Furthermore, it’s prohibited to disfavor granting credit on the basis of any identifying features such as a person’s race, color, religion, sex, marital status, or place of origin. 

The Act also confers on the borrower the good faith exercise of any rights under the Consumer Protection Act. With all these protections in mind, a prospective debtor can keep a keen eye on the information requested by any potential lenders and the ways in which they are seen to use this information. Where a loan is denied, the Act also requires creditor transparency on the reasons for their decision. 

The Right to Share 

Often the larger loans in life are shared responsibilities, a mortgage between spouses, and a car loan between partners. However, co-signing a loan is not as straightforward as you may think, and bestows certain rights and responsibilities on both parties. 

In the case of a student loan for example, if a borrower’s individual credit rating is not strong enough to secure the loan on their own, they may request a family member or friend to co-sign. In doing so, the co-signer needs to be aware that the primary borrower’s behavior can affect their own credit rating. If the borrower defaults on the loan this will appear on the co-signer’s financial statements and can negatively impact their credit rating. 

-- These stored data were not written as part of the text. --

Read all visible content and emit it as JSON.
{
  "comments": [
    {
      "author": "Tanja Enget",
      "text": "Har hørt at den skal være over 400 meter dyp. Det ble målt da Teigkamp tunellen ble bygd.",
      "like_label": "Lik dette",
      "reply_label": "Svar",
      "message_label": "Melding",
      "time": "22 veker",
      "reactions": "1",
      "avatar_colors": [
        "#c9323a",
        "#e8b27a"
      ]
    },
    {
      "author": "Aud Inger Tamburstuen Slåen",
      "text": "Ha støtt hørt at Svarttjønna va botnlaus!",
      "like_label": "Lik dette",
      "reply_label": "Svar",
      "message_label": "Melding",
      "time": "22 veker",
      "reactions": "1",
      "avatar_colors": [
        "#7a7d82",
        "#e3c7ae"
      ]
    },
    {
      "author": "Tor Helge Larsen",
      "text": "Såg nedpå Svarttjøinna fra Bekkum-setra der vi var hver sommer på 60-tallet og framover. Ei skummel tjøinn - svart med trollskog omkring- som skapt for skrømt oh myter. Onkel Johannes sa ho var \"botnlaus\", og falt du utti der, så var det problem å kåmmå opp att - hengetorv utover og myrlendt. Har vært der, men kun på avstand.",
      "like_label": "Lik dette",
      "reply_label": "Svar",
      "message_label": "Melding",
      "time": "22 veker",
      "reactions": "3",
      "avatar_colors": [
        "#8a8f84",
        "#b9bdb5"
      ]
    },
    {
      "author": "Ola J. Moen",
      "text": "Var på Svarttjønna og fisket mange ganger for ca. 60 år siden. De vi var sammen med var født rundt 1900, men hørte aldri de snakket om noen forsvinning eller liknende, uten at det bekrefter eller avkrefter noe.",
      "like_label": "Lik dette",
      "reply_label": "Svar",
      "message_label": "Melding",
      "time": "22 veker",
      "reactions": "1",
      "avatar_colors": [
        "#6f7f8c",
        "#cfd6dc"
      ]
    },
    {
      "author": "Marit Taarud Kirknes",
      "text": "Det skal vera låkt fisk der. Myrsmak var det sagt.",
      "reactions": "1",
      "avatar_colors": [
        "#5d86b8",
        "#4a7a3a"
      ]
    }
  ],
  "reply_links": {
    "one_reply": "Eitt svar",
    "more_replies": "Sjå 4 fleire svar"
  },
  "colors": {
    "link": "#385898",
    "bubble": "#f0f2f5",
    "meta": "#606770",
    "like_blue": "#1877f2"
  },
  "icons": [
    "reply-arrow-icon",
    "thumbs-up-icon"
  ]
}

If co-signing a mortgage, it’s essential that the co-signee understand that their signature on the contracts does not provide them with any title or ownership claims. Whether you’re considering becoming a co-signer or enlisting one, get tailored advice from a market-leading platform. 

The Right to Refusal 

Just as any lender can refuse a loan applicant on the basis of financial conditions, a borrower also has the right to shop around to secure the most suitable loan. 

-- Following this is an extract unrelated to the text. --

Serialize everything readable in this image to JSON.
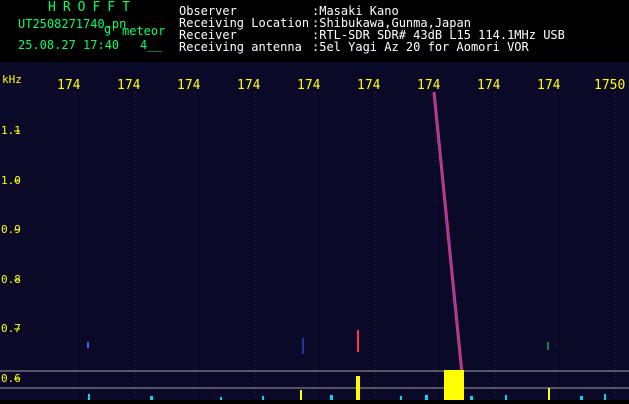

This is an essential right to exercise as the credit industry is not without its fraudulent players, and predatory lending is an unfortunate reality. Predatory lending is an offence subject to criminal prosecution and remediation for the victims. As always in life, the best defense is offence, in this instance financial education and advocacy. Employing the services of a housing or credit counselor is a great way to ensure you’re receiving impartial advice on any potential loan providers. 

You can also avoid falling into the trap of predatory lending by educating yourself on fraudulent financial practices. Potential signifiers of predatory lending to keep an eye out for include, aggressive soliciting, pressure to re-finance, exorbitant fees, balloon payments, and consolidating debt plans that expose you to greater risk by setting your home up as collateral. 

As you can see, in response to the question of what rights do borrowers have? the answer is many! If you’re considering borrowing, do your homework and consider employing a professional to help you understand your rights on a loan.